Isla Fisher voices a character in Rango. She's australian, was in Hot Rod, is married to Sasha Baron Cohen, and is smoking hot.

 

Notes from the back row- mar 1

The most interesting movie this week is Rango, in which a self-deluded animated gecko in an Acapulco shirt drifts into a town called Dirt, becomes sheriff, and saves the day. All the while channeling Hunter Thompson, cross-referencing Sergio Leone, and (kinda blatantly) ripping off Roman Polanski’s Chinatown.

Despite suffering an overstuffed plot and a lead character with a too-easy arc, Rango is voiced by Johnny Depp and the supporting cast includes Isla Fisher (Hot Rod) Abigail Breslin (Little Miss Sunshine) Harry Dean Stanton (Red Dawn) and Timothy Olyphant (The Crazies.) The cast delivers but what makes things interesting is how it all looks– this is the most visually stunning animated feature since Avatar.
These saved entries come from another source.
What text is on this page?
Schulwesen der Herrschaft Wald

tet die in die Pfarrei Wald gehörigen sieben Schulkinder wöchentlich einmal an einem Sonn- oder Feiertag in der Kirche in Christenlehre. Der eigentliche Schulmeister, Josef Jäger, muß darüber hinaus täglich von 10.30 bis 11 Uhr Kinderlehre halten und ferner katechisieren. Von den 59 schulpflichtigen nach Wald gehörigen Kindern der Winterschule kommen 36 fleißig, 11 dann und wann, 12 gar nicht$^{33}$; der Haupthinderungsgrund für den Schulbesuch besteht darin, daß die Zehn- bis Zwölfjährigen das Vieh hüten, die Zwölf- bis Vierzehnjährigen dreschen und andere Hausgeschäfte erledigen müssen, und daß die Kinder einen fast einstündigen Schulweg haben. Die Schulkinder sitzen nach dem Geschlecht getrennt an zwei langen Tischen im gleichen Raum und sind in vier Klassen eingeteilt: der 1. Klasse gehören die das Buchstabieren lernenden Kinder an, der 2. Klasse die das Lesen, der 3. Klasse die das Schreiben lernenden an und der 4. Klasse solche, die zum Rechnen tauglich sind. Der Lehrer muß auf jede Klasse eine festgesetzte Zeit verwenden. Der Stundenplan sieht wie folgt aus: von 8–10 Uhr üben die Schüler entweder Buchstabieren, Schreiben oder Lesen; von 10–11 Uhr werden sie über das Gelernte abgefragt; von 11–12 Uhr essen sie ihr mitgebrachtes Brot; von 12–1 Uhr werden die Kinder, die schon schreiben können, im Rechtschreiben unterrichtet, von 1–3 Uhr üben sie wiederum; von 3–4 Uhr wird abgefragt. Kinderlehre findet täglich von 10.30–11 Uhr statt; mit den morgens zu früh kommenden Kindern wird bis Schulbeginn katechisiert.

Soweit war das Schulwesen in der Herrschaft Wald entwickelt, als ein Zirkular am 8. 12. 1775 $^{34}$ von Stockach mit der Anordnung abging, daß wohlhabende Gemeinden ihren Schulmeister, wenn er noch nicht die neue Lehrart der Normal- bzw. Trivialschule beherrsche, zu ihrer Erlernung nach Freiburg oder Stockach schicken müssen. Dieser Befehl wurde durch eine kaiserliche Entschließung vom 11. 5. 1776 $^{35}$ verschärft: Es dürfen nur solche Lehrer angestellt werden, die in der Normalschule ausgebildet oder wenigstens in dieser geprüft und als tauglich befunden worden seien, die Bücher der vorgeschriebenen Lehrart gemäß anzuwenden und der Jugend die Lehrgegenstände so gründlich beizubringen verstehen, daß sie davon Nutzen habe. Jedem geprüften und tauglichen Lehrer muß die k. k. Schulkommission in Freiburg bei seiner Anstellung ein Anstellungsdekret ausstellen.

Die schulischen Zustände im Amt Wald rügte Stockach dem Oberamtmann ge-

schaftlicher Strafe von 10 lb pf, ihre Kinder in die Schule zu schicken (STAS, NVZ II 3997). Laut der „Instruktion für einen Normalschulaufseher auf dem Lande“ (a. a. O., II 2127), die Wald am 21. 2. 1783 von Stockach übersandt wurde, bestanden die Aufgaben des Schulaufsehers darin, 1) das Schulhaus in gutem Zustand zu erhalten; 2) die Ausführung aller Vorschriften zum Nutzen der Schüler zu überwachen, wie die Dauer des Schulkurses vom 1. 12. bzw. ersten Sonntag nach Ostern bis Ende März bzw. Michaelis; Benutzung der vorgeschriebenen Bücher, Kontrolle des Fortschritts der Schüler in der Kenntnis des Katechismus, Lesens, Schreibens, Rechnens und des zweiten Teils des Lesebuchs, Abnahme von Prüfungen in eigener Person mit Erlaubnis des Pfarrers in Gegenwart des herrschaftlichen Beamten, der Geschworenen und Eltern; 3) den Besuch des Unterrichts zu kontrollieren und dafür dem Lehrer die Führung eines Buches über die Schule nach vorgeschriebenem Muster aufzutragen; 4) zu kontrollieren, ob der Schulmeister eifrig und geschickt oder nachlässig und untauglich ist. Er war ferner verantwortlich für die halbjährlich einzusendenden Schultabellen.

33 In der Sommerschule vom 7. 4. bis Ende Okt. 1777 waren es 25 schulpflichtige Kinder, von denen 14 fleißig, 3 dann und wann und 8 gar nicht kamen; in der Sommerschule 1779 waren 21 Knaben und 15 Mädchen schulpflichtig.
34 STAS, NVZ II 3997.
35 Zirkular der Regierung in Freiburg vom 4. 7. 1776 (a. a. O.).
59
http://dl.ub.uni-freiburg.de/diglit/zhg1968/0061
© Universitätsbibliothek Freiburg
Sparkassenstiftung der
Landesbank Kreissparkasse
On Rango, director Gore Verbinski (Pirates of the Caribbean) teams up with special effects house Industrial Light & Magic (an offshoot of LucasFilm, ILM has done effects for everything from E.T. to Jurassic Park to Harry Potter to Star Wars.) Neither party has ever made an animated feature and, visually, they really knock this one out of the park. With ace cinematographer Roger Deakins lending a hand, Rango is an animated film with the sensibilities of a really surreal live-action. The lighting is gorgeous, the landscapes are stunning, the characters surreal and the action flies and zooms and twists like a cartoon yet remains grounded in reality just enough to work perfectly. Technically and visually Rango gives anything from Pixar a run for the money and for the most part the flick works for kids and adults alike.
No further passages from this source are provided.